Itongadol/Agencia AJN.- La Junta de Gobernadores del organismo de control atómico de la ONU remitió el miércoles el caso de Irán al Consejo de Seguridad —por primera vez en 20 años— y destacó la falta de cooperación del país en una investigación sobre rastros de uranio detectados por inspectores en instalaciones no declaradas.
Funcionarios occidentales sospechan que esos rastros podrían aportar pruebas de que Irán mantuvo un programa secreto de armas nucleares hasta 2003.
Irán afirma que no busca desarrollar armas nucleares y que su programa tiene fines exclusivamente pacíficos.
Remitir el caso de Irán al Consejo de Seguridad expone al país a posibles sanciones y a la congelación de activos, aunque es poco probable que se adopten tales medidas punitivas, dado que Rusia y China —aliados de Irán— poseen poder de veto.

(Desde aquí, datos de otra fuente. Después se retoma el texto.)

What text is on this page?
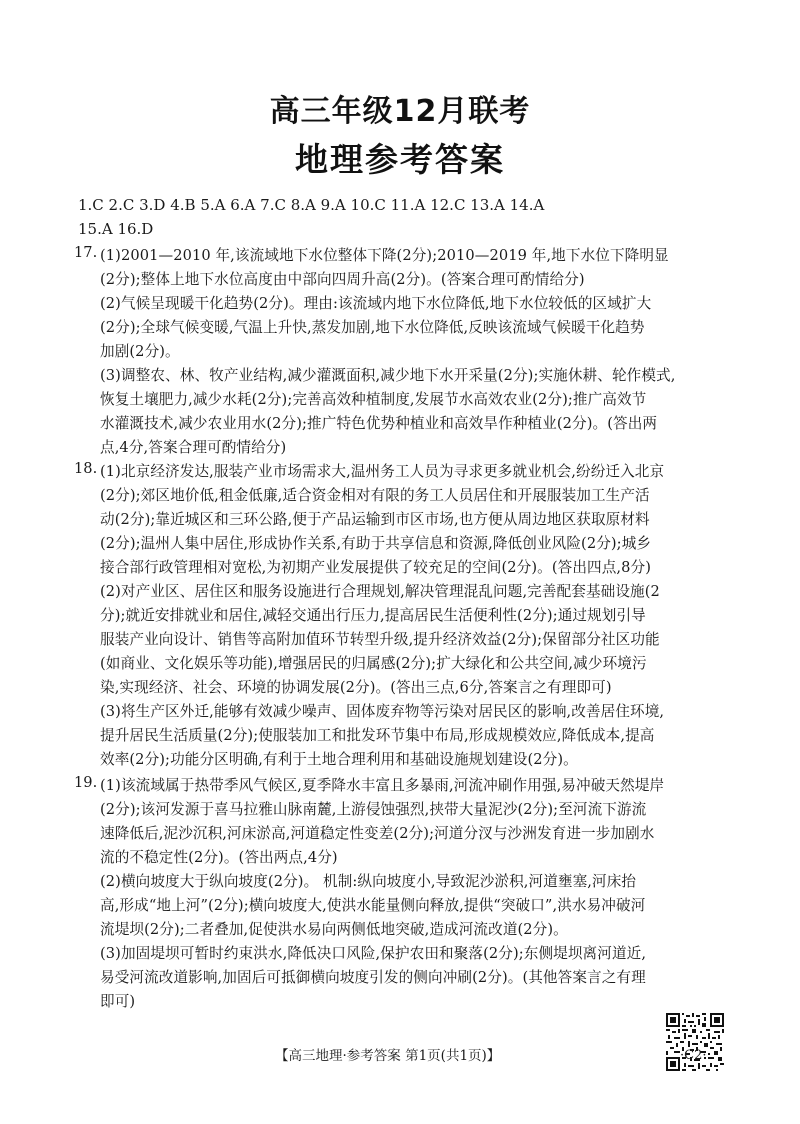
高三年级12月联考
地理参考答案
1.C 2.C 3.D 4.B 5.A 6.A 7.C 8.A 9.A 10.C 11.A 12.C 13.A 14.A
15.A 16.D
17. (1)2001—2010 年,该流域地下水位整体下降(2分);2010—2019 年,地下水位下降明显
(2分);整体上地下水位高度由中部向四周升高(2分)。(答案合理可酌情给分)
(2)气候呈现暖干化趋势(2分)。理由:该流域内地下水位降低,地下水位较低的区域扩大
(2分);全球气候变暖,气温上升快,蒸发加剧,地下水位降低,反映该流域气候暖干化趋势
加剧(2分)。
(3)调整农、林、牧产业结构,减少灌溉面积,减少地下水开采量(2分);实施休耕、轮作模式,
恢复土壤肥力,减少水耗(2分);完善高效种植制度,发展节水高效农业(2分);推广高效节
水灌溉技术,减少农业用水(2分);推广特色优势种植业和高效旱作种植业(2分)。(答出两
点,4分,答案合理可酌情给分)
18. (1)北京经济发达,服装产业市场需求大,温州务工人员为寻求更多就业机会,纷纷迁入北京
(2分);郊区地价低,租金低廉,适合资金相对有限的务工人员居住和开展服装加工生产活
动(2分);靠近城区和三环公路,便于产品运输到市区市场,也方便从周边地区获取原材料
(2分);温州人集中居住,形成协作关系,有助于共享信息和资源,降低创业风险(2分);城乡
接合部行政管理相对宽松,为初期产业发展提供了较充足的空间(2分)。(答出四点,8分)
(2)对产业区、居住区和服务设施进行合理规划,解决管理混乱问题,完善配套基础设施(2
分);就近安排就业和居住,减轻交通出行压力,提高居民生活便利性(2分);通过规划引导
服装产业向设计、销售等高附加值环节转型升级,提升经济效益(2分);保留部分社区功能
(如商业、文化娱乐等功能),增强居民的归属感(2分);扩大绿化和公共空间,减少环境污
染,实现经济、社会、环境的协调发展(2分)。(答出三点,6分,答案言之有理即可)
(3)将生产区外迁,能够有效减少噪声、固体废弃物等污染对居民区的影响,改善居住环境,
提升居民生活质量(2分);使服装加工和批发环节集中布局,形成规模效应,降低成本,提高
效率(2分);功能分区明确,有利于土地合理利用和基础设施规划建设(2分)。
19. (1)该流域属于热带季风气候区,夏季降水丰富且多暴雨,河流冲刷作用强,易冲破天然堤岸
(2分);该河发源于喜马拉雅山脉南麓,上游侵蚀强烈,挟带大量泥沙(2分);至河流下游流
速降低后,泥沙沉积,河床淤高,河道稳定性变差(2分);河道分汊与沙洲发育进一步加剧水
流的不稳定性(2分)。(答出两点,4分)
(2)横向坡度大于纵向坡度(2分)。 机制:纵向坡度小,导致泥沙淤积,河道壅塞,河床抬
高,形成“地上河”(2分);横向坡度大,使洪水能量侧向释放,提供“突破口”,洪水易冲破河
流堤坝(2分);二者叠加,促使洪水易向两侧低地突破,造成河流改道(2分)。
(3)加固堤坝可暂时约束洪水,降低决口风险,保护农田和聚落(2分);东侧堤坝离河道近,
易受河流改道影响,加固后可抵御横向坡度引发的侧向冲刷(2分)。(其他答案言之有理
即可)
【高三地理·参考答案 第1页(共1页)】	·C2·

Veintitrés países de la Junta de Gobernadores del Organismo Internacional de Energía Atómica (OIEA), compuesta por 35 miembros, votaron a favor de la resolución el miércoles en la sede de Viena.
China, Rusia y Níger se opusieron, mientras que ocho países se abstuvieron y uno no votó por tener pagos pendientes, según diplomáticos que hablaron bajo condición de anonimato para describir el resultado de la votación a puerta cerrada.
La resolución fue presentada por Estados Unidos, el Reino Unido, Francia y Alemania. Esta medida diplomática ha estado bajo consideración desde junio de 2025, cuando la Junta de Gobernadores del OIEA determinó oficialmente que Irán incumplía sus obligaciones de no proliferación debido a la falta de cooperación de Teherán en la investigación.
El embajador de Irán ante el OIEA en Viena, Reza Najafi, rechazó la resolución y la calificó de «herramienta política» que socavaba la confianza en la «independencia, imparcialidad y credibilidad» del organismo.